In the case of checking same or similar on the DME MAC portal it is recommended that you print out a screenshot of the check to help build your case against potential denials. We were recently informed by a Medicare customer service representative that with the recent transition from HICN to MBI numbers, the patient's full records are not showing up on the portal when searching the MBI; Therefore, same or similar devices were not coming up. A print out will show that you did you due diligence and were provided with certain information.
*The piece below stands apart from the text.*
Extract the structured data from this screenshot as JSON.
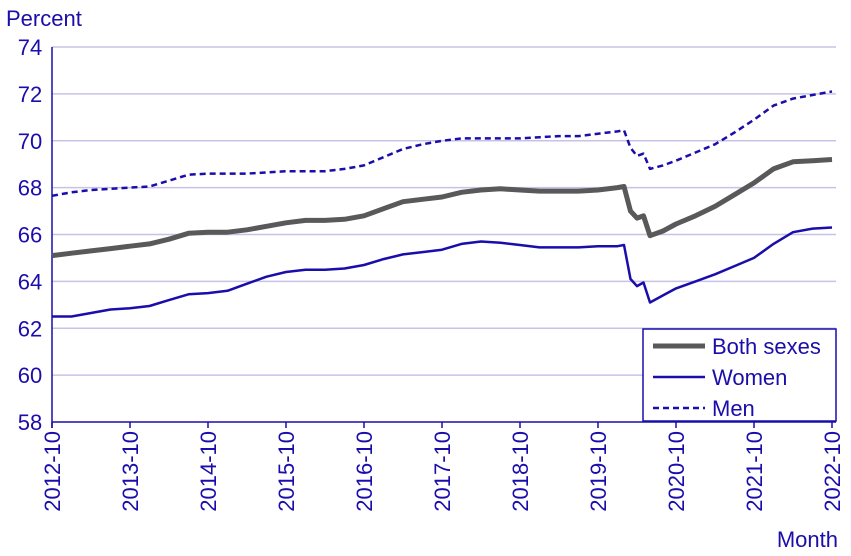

The second most common denial reason is for the Advance Beneficiary Notice of Noncoverage (ABN) issued to the beneficiary being invalid. ABNs should be issued to a beneficiary prior to the service being provided, giving the patient ample time to make an educated decision about receiving the equipment. The provider should fill out the information about the equipment and potential denial reason in common terminology the patient will understand and explain to the patient what the notice means. The beneficiary needs to be the individual who selects one of the three options on the ABN:
1.) Receive the item and have it billed to Medicare
2.) Receive the item and pay for it out of pocket, provider does not bill Medicare
3.) Do not receive the item
More than anything we are seeing ABNs denied for the expected denial reason being invalid. On September 19, 2018 CMS released a bulletin on the DME MAC List Serves explaining what type of reasons are valid.
Be sure to complete a valid ABN when delivering a same or similar device so that your patient is aware of the possible denial and you have the appropriate documentation in case of an appeal.
Same or similar is a topic at the front of our brains in O&P right now and it is something that should always be. Incorporate proactive preparation for the denial into your procedures from the second your patient walks through the door. From a questionnaire that includes bracing history to verification and documentation practices, you can build an argument for replacement before a denial ever happens. When you know the fight is coming, study your opponent and train for the fight.